Weener, 19. Juni 2018.- „Es war richtig, dass der Bund Einbrüche im vergangenen Jahr grundsätzlich zu Verbrechen erklärt und die Mindeststrafe auf ein Jahr Gefängnis festgelegt hat.“ Das erklärte der CDULandtagsabgeordnete Ulf Thiele nach einem Besuch der Polizeistation Weener. Die Zahl der als Einbrüche gewerteten Straftaten sei im Jahr 2017 deutlich gesunken, hatte Polizeidirektor Johannes Lind im Gespräch mit dem stellvertretenden Vorsitzenden der CDU-Landtagsfraktion berichtet, und zwar von 1.073 im Jahr 2016 auf rund 800 im darauffolgenden Jahr. „Wir haben 26 Straftäter in Haft bringen können“, so Lind. Ulf Thiele besucht regelmäßig die Polizeiinspektion Leer/Emden, „denn die Arbeit der Polizei ist sehr wichtig und verdient Lob, Anerkennung und politische Unterstützung“, so der Politiker.

Besonders erfreut zeigte sich Ulf Thiele von der Aufklärungsquote bei den Einbruchsdelikten: Sie liegt bundesweit bei 16,9 Prozent (in 2016), im Bereich der Polizeiinspektion Leer/Emden hingegen bei über 30 Prozent. „Die Gefahr für Einbrecher in Ostfriesland, erwischt zu werden, ist damit gut doppelt so hoch wie im übrigen Bundesgebiet“, so Ulf Thiele. „Die Einbruchsprävention bleibt weiterhin wichtig. Aber vielleicht schreckt auch das den einen oder anderen Einbrecher ab.“

Überhaupt ist die Zahl der Straftaten in den vergangenen Jahren im Bereich der PI Leer-Emden deutlich zurückgegangen: Im Jahr der Gründung der Polizeiinspektion, 2004, waren in ihrem Gebiet noch rund 18.500 Straftaten erfasst worden. Im vergangenen Jahr waren es nur noch 12.982. In 2004 lag die Aufklärungsquote bei 54, in 2017 bei fast 65 Prozent, im Bereich der zunehmenden CyberKriminalität (also Betrügereien mit Hilfe von Computern und des Internets) sogar bei rund 90 Prozent. „Auch das sind wichtige Erfolge, auf die die Einsatzkräfte stolz sein können.“

Sorgen macht allerdings die deutlich gestiegene Zahl von Angriffen gegen Polizeibeamte. Diese sind in 2017 um 23 Prozent auf 70 Fälle gestiegen. „Der Respekt gegenüber Einsatzkräften, nicht nur der Polizei, sondern auch der Feuerwehr und der Rettungskräfte, ist in den vergangenen Jahren deutlich zurückgegangen“, so Ulf Thiele. Das nehme die Politik „nicht tatenlos“ hin. „Wer die Menschen angreift, die anderen helfen wollen, muss die volle Härte des Gesetzes zu spüren bekommen“, betonte Ulf Thiele.

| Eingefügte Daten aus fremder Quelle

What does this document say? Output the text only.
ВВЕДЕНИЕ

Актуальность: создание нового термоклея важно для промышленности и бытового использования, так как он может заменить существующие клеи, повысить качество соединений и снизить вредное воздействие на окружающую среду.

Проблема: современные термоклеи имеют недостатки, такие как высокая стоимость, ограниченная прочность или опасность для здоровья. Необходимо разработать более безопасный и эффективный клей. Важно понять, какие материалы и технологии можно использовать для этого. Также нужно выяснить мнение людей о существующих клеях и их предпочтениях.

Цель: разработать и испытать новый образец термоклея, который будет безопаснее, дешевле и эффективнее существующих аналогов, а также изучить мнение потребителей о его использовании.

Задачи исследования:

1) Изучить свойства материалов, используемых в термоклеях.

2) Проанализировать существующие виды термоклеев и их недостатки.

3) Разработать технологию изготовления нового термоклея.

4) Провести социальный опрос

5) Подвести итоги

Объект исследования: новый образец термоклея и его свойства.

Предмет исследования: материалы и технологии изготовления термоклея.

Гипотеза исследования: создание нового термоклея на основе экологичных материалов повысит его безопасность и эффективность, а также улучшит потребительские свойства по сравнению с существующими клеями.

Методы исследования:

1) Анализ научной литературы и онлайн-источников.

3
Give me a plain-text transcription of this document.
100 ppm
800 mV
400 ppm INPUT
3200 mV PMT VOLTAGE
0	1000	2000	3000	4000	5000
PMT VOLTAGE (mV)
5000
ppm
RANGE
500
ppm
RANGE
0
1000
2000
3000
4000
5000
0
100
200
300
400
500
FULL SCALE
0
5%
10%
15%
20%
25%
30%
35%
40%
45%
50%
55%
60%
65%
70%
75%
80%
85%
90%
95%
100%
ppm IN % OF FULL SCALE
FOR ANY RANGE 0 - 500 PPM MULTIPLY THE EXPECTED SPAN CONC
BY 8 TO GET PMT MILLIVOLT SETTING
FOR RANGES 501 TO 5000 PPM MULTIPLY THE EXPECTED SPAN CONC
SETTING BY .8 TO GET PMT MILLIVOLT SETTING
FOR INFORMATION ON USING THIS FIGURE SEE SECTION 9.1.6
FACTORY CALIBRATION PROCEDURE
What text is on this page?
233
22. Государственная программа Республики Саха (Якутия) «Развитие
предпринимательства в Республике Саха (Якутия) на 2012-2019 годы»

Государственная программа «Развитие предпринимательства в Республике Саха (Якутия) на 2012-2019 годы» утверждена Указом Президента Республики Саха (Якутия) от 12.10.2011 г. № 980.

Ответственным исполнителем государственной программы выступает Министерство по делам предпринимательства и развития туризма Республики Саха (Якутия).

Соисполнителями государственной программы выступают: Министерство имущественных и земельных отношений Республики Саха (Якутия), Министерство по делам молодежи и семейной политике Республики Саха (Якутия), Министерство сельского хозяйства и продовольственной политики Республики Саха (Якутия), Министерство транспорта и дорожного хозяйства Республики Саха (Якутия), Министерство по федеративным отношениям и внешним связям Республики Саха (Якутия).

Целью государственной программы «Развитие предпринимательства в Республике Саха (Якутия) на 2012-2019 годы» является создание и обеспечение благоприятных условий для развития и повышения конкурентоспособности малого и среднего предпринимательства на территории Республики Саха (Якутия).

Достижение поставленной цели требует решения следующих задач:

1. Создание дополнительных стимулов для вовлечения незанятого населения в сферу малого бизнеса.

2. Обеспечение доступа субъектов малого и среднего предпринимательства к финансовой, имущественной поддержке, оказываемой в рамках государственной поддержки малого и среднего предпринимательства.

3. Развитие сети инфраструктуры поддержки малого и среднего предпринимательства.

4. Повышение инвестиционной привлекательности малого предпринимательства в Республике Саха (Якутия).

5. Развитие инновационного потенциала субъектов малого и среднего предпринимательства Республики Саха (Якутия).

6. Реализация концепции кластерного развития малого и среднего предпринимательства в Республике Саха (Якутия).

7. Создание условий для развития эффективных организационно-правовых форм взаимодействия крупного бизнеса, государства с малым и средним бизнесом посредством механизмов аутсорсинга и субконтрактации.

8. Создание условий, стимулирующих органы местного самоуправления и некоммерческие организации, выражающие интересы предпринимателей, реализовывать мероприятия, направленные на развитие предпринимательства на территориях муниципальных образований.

Im Vorjahr gab es im Bereich der Polizeiinspektion Leer/Emden 143 Sexualdelikte – das sei der niedrigste Stand seit sechs Jahren, berichtete Johannes Lind. Aber in jedem einzelnen Fall gehe es auch um oftmals traumatisierte Opfer. Deshalb gibt es im Bereich der PI Leer/Emden eine Opferhilfebeauftragte. „Wir stehen den Opfern mit kompetenter Beratung und Vermittlung von Hilfsangeboten zur Seite“, so Lind.

Bei seinem Besuch in der Polizeistation Weener, zu dem auch Dienststellen in Bunde und Jemgum gehören, lernte Ulf Thiele auch dessen neuen Leiter kennen. Polizeihauptkommissar (PHK) Ralf Hickmann hatte zu Monatsbeginn die Nachfolge von Stefan Reuwsaat angetreten, der jetzt die Leitung des Einsatz- und Streifendienstes im Polizeikommissariat Emden innehat, aber ebenfalls bei dem Besuch von Ulf Thiele in Weener dabei war.

„Mein Eindruck ist, dass die Polizei im Rheiderland und im gesamten Inspektionsbereich sehr gut aufgestellt ist“, lobte Ulf Thiele nach seinem Besuch. „Die Menschen können sich sicher fühlen und wissen, dass sie im Fall der Fälle schnelle Hilfe bekommen.“ Er sei den Beamten auch „persönlich sehr dankbar“ für ihren Einsatz.